Published: 2019-03-15 12:01
Last Updated: 2019-03-15 12:05
Since the outbreak of the Syrian war eight years ago, more than 370,000 people have died, including more than 112,000 civilians, the Syrian Observatory said Friday.
Since mid-March 2011, Syria has witnessed a bloody conflict, which began with peaceful protests against the regime, which were soon met with repression and force before it became a destructive, multi-party war.
The Observatory has documented the deaths of 371,222 people since the outbreak of the conflict on March 15, 2011, including more than 112,000 civilians, adding that more than 21,000 children and 13,000 women were among those killed.

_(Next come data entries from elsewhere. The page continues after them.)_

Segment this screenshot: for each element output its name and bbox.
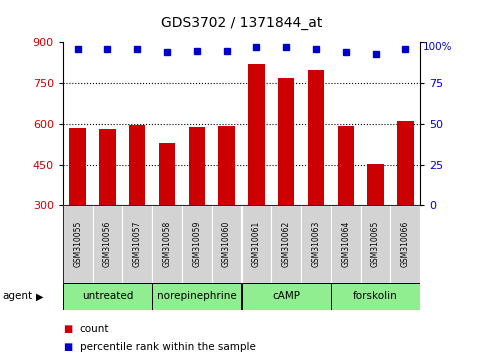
Bar	[271, 205, 301, 283]
Text: GSM310056: GSM310056	[103, 221, 112, 268]
Bar	[218, 126, 235, 205]
Bar	[301, 205, 331, 283]
Text: GDS3702 / 1371844_at: GDS3702 / 1371844_at	[161, 16, 322, 30]
Text: GSM310060: GSM310060	[222, 221, 231, 268]
Bar	[331, 283, 420, 310]
Text: GSM310057: GSM310057	[133, 221, 142, 268]
Text: GSM310063: GSM310063	[312, 221, 320, 268]
Bar	[390, 205, 420, 283]
Bar	[122, 205, 152, 283]
Bar	[278, 78, 294, 205]
Bar	[63, 205, 93, 283]
Bar	[152, 205, 182, 283]
Text: count: count	[80, 324, 109, 334]
Text: forskolin: forskolin	[353, 291, 398, 302]
Text: GSM310055: GSM310055	[73, 221, 82, 268]
Bar	[212, 205, 242, 283]
Text: percentile rank within the sample: percentile rank within the sample	[80, 342, 256, 352]
Bar	[129, 125, 145, 205]
Text: GSM310062: GSM310062	[282, 221, 291, 267]
Bar	[159, 143, 175, 205]
Bar	[338, 126, 354, 205]
Text: GSM310066: GSM310066	[401, 221, 410, 268]
Bar	[368, 164, 384, 205]
Text: agent: agent	[2, 291, 32, 302]
Bar	[63, 283, 152, 310]
Text: ■: ■	[63, 342, 72, 352]
Bar	[182, 205, 212, 283]
Bar	[361, 205, 390, 283]
Bar	[331, 205, 361, 283]
Bar	[308, 70, 324, 205]
Bar	[152, 283, 242, 310]
Text: GSM310058: GSM310058	[163, 221, 171, 267]
Bar	[248, 64, 265, 205]
Text: GSM310065: GSM310065	[371, 221, 380, 268]
Bar	[397, 121, 413, 205]
Text: ■: ■	[63, 324, 72, 334]
Text: GSM310064: GSM310064	[341, 221, 350, 268]
Bar	[189, 127, 205, 205]
Bar	[242, 283, 331, 310]
Text: GSM310059: GSM310059	[192, 221, 201, 268]
Text: untreated: untreated	[82, 291, 133, 302]
Text: norepinephrine: norepinephrine	[157, 291, 237, 302]
Text: 100%: 100%	[423, 42, 452, 52]
Bar	[99, 129, 115, 205]
Bar	[93, 205, 122, 283]
Bar	[242, 205, 271, 283]
Text: GSM310061: GSM310061	[252, 221, 261, 267]
Text: cAMP: cAMP	[272, 291, 300, 302]
Bar	[70, 128, 86, 205]
Text: ▶: ▶	[36, 291, 43, 302]
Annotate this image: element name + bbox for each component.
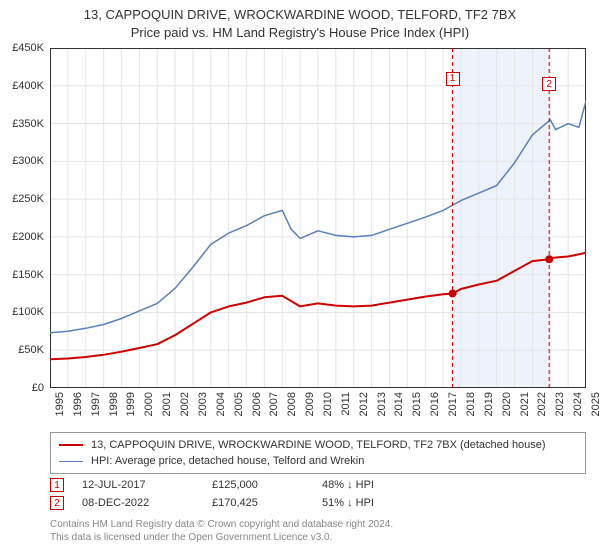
y-tick-label: £250K — [12, 193, 44, 205]
x-tick-label: 2016 — [429, 392, 441, 416]
y-tick-label: £50K — [18, 344, 44, 356]
x-tick-label: 2005 — [233, 392, 245, 416]
x-tick-label: 2008 — [286, 392, 298, 416]
y-tick-label: £100K — [12, 306, 44, 318]
x-tick-label: 2019 — [483, 392, 495, 416]
y-tick-label: £350K — [12, 118, 44, 130]
x-tick-label: 2018 — [465, 392, 477, 416]
title-line-1: 13, CAPPOQUIN DRIVE, WROCKWARDINE WOOD, … — [10, 6, 590, 24]
x-tick-label: 2004 — [215, 392, 227, 416]
x-tick-label: 2021 — [519, 392, 531, 416]
x-tick-label: 2017 — [447, 392, 459, 416]
chart-marker-badge: 1 — [446, 72, 460, 86]
legend-label: 13, CAPPOQUIN DRIVE, WROCKWARDINE WOOD, … — [91, 439, 546, 451]
y-tick-label: £150K — [12, 269, 44, 281]
x-tick-label: 2003 — [197, 392, 209, 416]
data-point-vs-hpi: 51% ↓ HPI — [322, 497, 442, 509]
footnote-line-2: This data is licensed under the Open Gov… — [50, 531, 586, 544]
x-tick-label: 2015 — [411, 392, 423, 416]
x-tick-label: 2009 — [304, 392, 316, 416]
x-tick-label: 2001 — [161, 392, 173, 416]
data-point-date: 08-DEC-2022 — [82, 497, 212, 509]
x-tick-label: 2012 — [358, 392, 370, 416]
x-tick-label: 1998 — [108, 392, 120, 416]
legend-swatch — [59, 461, 83, 462]
chart-svg — [50, 48, 586, 388]
x-tick-label: 2014 — [393, 392, 405, 416]
y-tick-label: £300K — [12, 155, 44, 167]
legend-item: 13, CAPPOQUIN DRIVE, WROCKWARDINE WOOD, … — [59, 437, 577, 453]
data-point-price: £125,000 — [212, 479, 322, 491]
x-tick-label: 2011 — [340, 392, 352, 416]
legend: 13, CAPPOQUIN DRIVE, WROCKWARDINE WOOD, … — [50, 432, 586, 474]
x-tick-label: 2025 — [590, 392, 600, 416]
y-tick-label: £400K — [12, 80, 44, 92]
data-point-date: 12-JUL-2017 — [82, 479, 212, 491]
chart-marker-badge: 2 — [542, 77, 556, 91]
x-tick-label: 1997 — [90, 392, 102, 416]
x-tick-label: 2023 — [554, 392, 566, 416]
x-tick-label: 2002 — [179, 392, 191, 416]
x-axis-ticks: 1995 1996 1997 1998 1999 2000 2001 2002 2003 2004… — [50, 388, 586, 428]
x-tick-label: 2010 — [322, 392, 334, 416]
x-tick-label: 1996 — [72, 392, 84, 416]
data-point-row: 2 08-DEC-2022£170,42551% ↓ HPI — [50, 494, 586, 512]
footnote: Contains HM Land Registry data © Crown c… — [50, 518, 586, 544]
footnote-line-1: Contains HM Land Registry data © Crown c… — [50, 518, 586, 531]
x-tick-label: 2024 — [572, 392, 584, 416]
x-tick-label: 2022 — [536, 392, 548, 416]
x-tick-label: 1999 — [125, 392, 137, 416]
data-points-table: 1 12-JUL-2017£125,00048% ↓ HPI 2 08-DEC-202… — [50, 476, 586, 512]
chart-plot-area: 12 — [50, 48, 586, 388]
legend-label: HPI: Average price, detached house, Telf… — [91, 455, 364, 467]
x-tick-label: 2007 — [268, 392, 280, 416]
legend-item: HPI: Average price, detached house, Telf… — [59, 453, 577, 469]
y-axis-ticks: £0£50K£100K£150K£200K£250K£300K£350K£400… — [0, 48, 48, 388]
y-tick-label: £0 — [32, 382, 44, 394]
x-tick-label: 1995 — [54, 392, 66, 416]
chart-title-block: 13, CAPPOQUIN DRIVE, WROCKWARDINE WOOD, … — [0, 0, 600, 43]
y-tick-label: £450K — [12, 42, 44, 54]
y-tick-label: £200K — [12, 231, 44, 243]
x-tick-label: 2006 — [251, 392, 263, 416]
x-tick-label: 2020 — [501, 392, 513, 416]
data-point-badge: 2 — [50, 496, 64, 510]
title-line-2: Price paid vs. HM Land Registry's House … — [10, 24, 590, 42]
legend-swatch — [59, 444, 83, 446]
data-point-price: £170,425 — [212, 497, 322, 509]
x-tick-label: 2013 — [376, 392, 388, 416]
data-point-badge: 1 — [50, 478, 64, 492]
x-tick-label: 2000 — [143, 392, 155, 416]
data-point-vs-hpi: 48% ↓ HPI — [322, 479, 442, 491]
data-point-row: 1 12-JUL-2017£125,00048% ↓ HPI — [50, 476, 586, 494]
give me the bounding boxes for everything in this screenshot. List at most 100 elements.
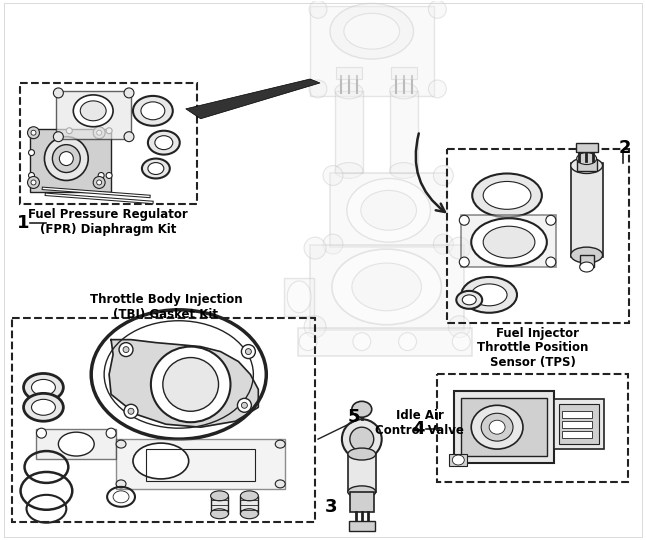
Bar	[298, 328, 472, 355]
Ellipse shape	[80, 101, 106, 121]
Ellipse shape	[28, 172, 34, 179]
Ellipse shape	[361, 191, 417, 230]
Ellipse shape	[459, 215, 469, 225]
Ellipse shape	[54, 88, 63, 98]
Ellipse shape	[577, 153, 597, 165]
Text: Throttle Body Injection
(TBI) Gasket Kit: Throttle Body Injection (TBI) Gasket Kit	[90, 293, 242, 321]
Ellipse shape	[433, 166, 453, 185]
Ellipse shape	[240, 509, 258, 519]
Ellipse shape	[242, 402, 247, 408]
Bar	[562, 431, 592, 438]
Bar	[348, 454, 376, 492]
Ellipse shape	[471, 406, 523, 449]
Ellipse shape	[240, 491, 258, 501]
Bar	[562, 411, 592, 418]
Ellipse shape	[309, 1, 327, 18]
Bar	[19, 83, 196, 204]
Ellipse shape	[323, 166, 343, 185]
Ellipse shape	[399, 333, 417, 350]
Text: 1: 1	[17, 214, 29, 232]
Ellipse shape	[471, 284, 507, 306]
Polygon shape	[185, 79, 320, 119]
Ellipse shape	[58, 432, 94, 456]
Ellipse shape	[452, 333, 470, 350]
Bar	[454, 392, 554, 463]
Ellipse shape	[119, 342, 133, 356]
Ellipse shape	[309, 80, 327, 98]
Ellipse shape	[489, 420, 505, 434]
Ellipse shape	[330, 3, 413, 59]
Ellipse shape	[390, 83, 417, 99]
Text: Fuel Injector: Fuel Injector	[496, 327, 579, 340]
Ellipse shape	[452, 455, 464, 465]
Bar	[562, 421, 592, 428]
Bar	[116, 439, 285, 489]
Bar	[330, 172, 448, 247]
Bar	[461, 215, 556, 267]
Ellipse shape	[106, 172, 112, 179]
Bar	[390, 91, 417, 172]
Ellipse shape	[238, 399, 251, 412]
Ellipse shape	[28, 127, 39, 139]
Text: 2: 2	[618, 139, 631, 157]
Polygon shape	[109, 340, 258, 427]
Text: 3: 3	[325, 498, 337, 516]
Ellipse shape	[275, 440, 285, 448]
Ellipse shape	[23, 374, 63, 401]
Ellipse shape	[304, 237, 326, 259]
Ellipse shape	[347, 179, 430, 242]
Ellipse shape	[123, 347, 129, 353]
Ellipse shape	[433, 234, 453, 254]
Ellipse shape	[352, 263, 421, 311]
Bar	[240, 496, 258, 514]
Ellipse shape	[483, 226, 535, 258]
Text: Fuel Pressure Regulator
(FPR) Diaphragm Kit: Fuel Pressure Regulator (FPR) Diaphragm …	[28, 208, 188, 237]
Ellipse shape	[323, 234, 343, 254]
Ellipse shape	[36, 428, 47, 438]
Ellipse shape	[546, 215, 556, 225]
Ellipse shape	[275, 480, 285, 488]
Bar	[350, 492, 374, 512]
Ellipse shape	[98, 128, 104, 134]
Ellipse shape	[97, 180, 101, 185]
Ellipse shape	[142, 159, 170, 179]
Bar	[56, 91, 131, 139]
Ellipse shape	[570, 247, 603, 263]
Text: Idle Air
Control Valve: Idle Air Control Valve	[375, 409, 464, 437]
Ellipse shape	[28, 177, 39, 188]
Ellipse shape	[335, 163, 363, 179]
Ellipse shape	[93, 127, 105, 139]
Ellipse shape	[32, 380, 56, 395]
Bar	[461, 399, 547, 456]
Bar	[559, 404, 599, 444]
Ellipse shape	[73, 95, 113, 127]
Bar	[437, 374, 629, 482]
Ellipse shape	[428, 1, 446, 18]
Bar	[146, 449, 255, 481]
Ellipse shape	[148, 131, 180, 154]
Bar	[554, 400, 603, 449]
Bar	[448, 148, 629, 323]
Ellipse shape	[448, 316, 470, 338]
Ellipse shape	[116, 480, 126, 488]
Ellipse shape	[113, 491, 129, 503]
Ellipse shape	[448, 237, 470, 259]
Ellipse shape	[463, 295, 476, 305]
Ellipse shape	[304, 316, 326, 338]
Bar	[310, 245, 464, 330]
Ellipse shape	[106, 428, 116, 438]
Bar	[335, 91, 363, 172]
Ellipse shape	[23, 393, 63, 421]
Ellipse shape	[67, 128, 72, 134]
Bar	[391, 67, 417, 79]
Ellipse shape	[67, 172, 72, 179]
Ellipse shape	[59, 152, 73, 166]
Ellipse shape	[31, 180, 36, 185]
Ellipse shape	[456, 291, 482, 309]
Ellipse shape	[483, 181, 531, 210]
Ellipse shape	[546, 257, 556, 267]
Ellipse shape	[353, 333, 371, 350]
Ellipse shape	[124, 132, 134, 141]
Ellipse shape	[97, 130, 101, 135]
Ellipse shape	[32, 400, 56, 415]
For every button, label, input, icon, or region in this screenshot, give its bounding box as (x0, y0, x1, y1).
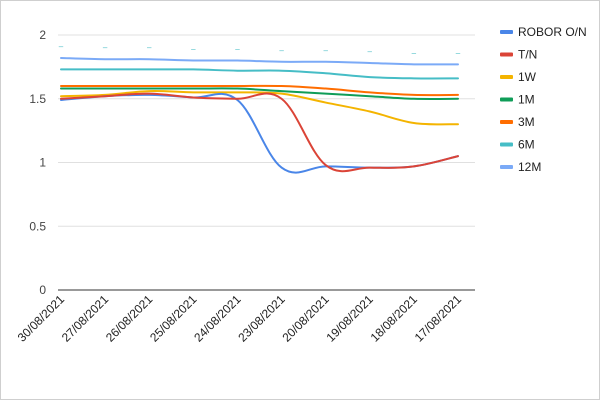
legend-item: 1W (500, 70, 537, 84)
annotation-mark: – (279, 46, 284, 55)
annotation-mark: – (59, 42, 64, 51)
legend-swatch (500, 97, 513, 102)
x-tick-label: 18/08/2021 (368, 292, 421, 345)
legend-item: 3M (500, 115, 535, 129)
y-axis-ticks: 0 0.5 1 1.5 2 (29, 28, 46, 297)
x-tick-label: 24/08/2021 (191, 292, 244, 345)
x-tick-label: 27/08/2021 (59, 292, 112, 345)
series-line-1w (60, 90, 459, 126)
gridlines (58, 34, 475, 291)
y-tick-label: 0.5 (29, 219, 46, 233)
x-axis-ticks: 30/08/202127/08/202126/08/202125/08/2021… (15, 292, 465, 345)
legend-label: 6M (518, 138, 535, 152)
annotation-mark: – (103, 43, 108, 52)
legend-item: 6M (500, 138, 535, 152)
legend-label: 12M (518, 160, 541, 174)
legend-swatch (500, 142, 513, 147)
legend-label: ROBOR O/N (518, 25, 587, 39)
series-line-robor-o-n (60, 92, 459, 174)
y-tick-label: 1.5 (29, 92, 46, 106)
annotation-marks: – – – – – – – – – – (59, 42, 461, 57)
series-line-6m (60, 68, 459, 80)
series-lines (60, 56, 459, 174)
legend-swatch (500, 165, 513, 169)
legend-item: 1M (500, 93, 535, 107)
x-tick-label: 26/08/2021 (103, 292, 156, 345)
series-line-1m (60, 87, 459, 100)
y-tick-label: 0 (39, 283, 46, 297)
legend-item: 12M (500, 160, 541, 174)
y-tick-label: 1 (39, 156, 46, 170)
legend-swatch (500, 75, 513, 79)
legend-item: ROBOR O/N (500, 25, 587, 39)
legend: ROBOR O/N T/N 1W 1M 3M 6M 12M (500, 25, 587, 174)
legend-swatch (500, 120, 513, 124)
x-tick-label: 30/08/2021 (15, 292, 68, 345)
series-line-12m (60, 56, 459, 66)
annotation-mark: – (368, 47, 373, 56)
annotation-mark: – (147, 43, 152, 52)
legend-label: 3M (518, 115, 535, 129)
annotation-mark: – (235, 45, 240, 54)
legend-swatch (500, 52, 513, 57)
legend-swatch (500, 30, 513, 34)
annotation-mark: – (323, 46, 328, 55)
x-tick-label: 23/08/2021 (235, 292, 288, 345)
legend-label: 1W (518, 70, 537, 84)
legend-label: 1M (518, 93, 535, 107)
x-tick-label: 19/08/2021 (324, 292, 377, 345)
x-tick-label: 25/08/2021 (147, 292, 200, 345)
legend-item: T/N (500, 48, 537, 62)
y-tick-label: 2 (39, 28, 46, 42)
x-tick-label: 17/08/2021 (412, 292, 465, 345)
x-tick-label: 20/08/2021 (279, 292, 332, 345)
annotation-mark: – (191, 45, 196, 54)
legend-label: T/N (518, 48, 537, 62)
annotation-mark: – (412, 48, 417, 57)
annotation-mark: – (456, 48, 461, 57)
series-line-t-n (60, 92, 459, 173)
series-line-3m (60, 84, 459, 97)
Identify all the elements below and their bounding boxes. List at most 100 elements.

The latest toll according to the Observatory on 13 September was more than 360,000 deaths.
With regard to non-civilian deaths, the Observatory counted the deaths of more than 125,000 members of the regime and its pro-Syrian and non-Syrian armed forces, more than half of them Syrian soldiers, including 1,677 members of the Lebanese Hezbollah, which has been openly fighting in Syria since 2013 .
In contrast, at least 67,000 fighters from the opposition and terrorist factions and Syria's democratic forces, the most important of which are Kurdish units, have been killed.
Some 66,000 terrorist fighters from ISIS and Jabhat Fatah al-Sham (the former Nasra Front), as well as foreign fighters of other extremist militant factions, have been killed.
According to the Observatory, these statistics include those whose deaths were documented during the fighting but does not include those who died as a result of torture in government prisons or missing persons and detainees in several places in Syria.
Apart from human losses, the conflict has caused massive destruction of infrastructure, estimated by the United Nations to cost about $ 400 billion. It also displaced more than half of the population both inside and outside the country.
The Syrian government forces now control about two-thirds of the country's territory after it managed to resolve several fronts at the expense of the opposition factions and jihadists, thanks to the support of its allies, especially Russia, since the start of military intervention in September 2015.
Several areas remain outside the control of government forces, most notably Kurdish-dominated areas of oil and gas fields in the north and northeast of the country.
The Kurdish and Arab factions backed by the US-led international coalition are still fighting battles in eastern Syria to crack down on the terrorist organization ISIS.
Jabhat Fatah al-Sham controls Idlib in the Northwest, which houses about 3 million people, half of whom are displaced from other provinces.
A Russian-Turkish agreement reached in September protects the province from an attack Damascus has long threatened to launch. Idlib has been the target of an escalation in recent weeks.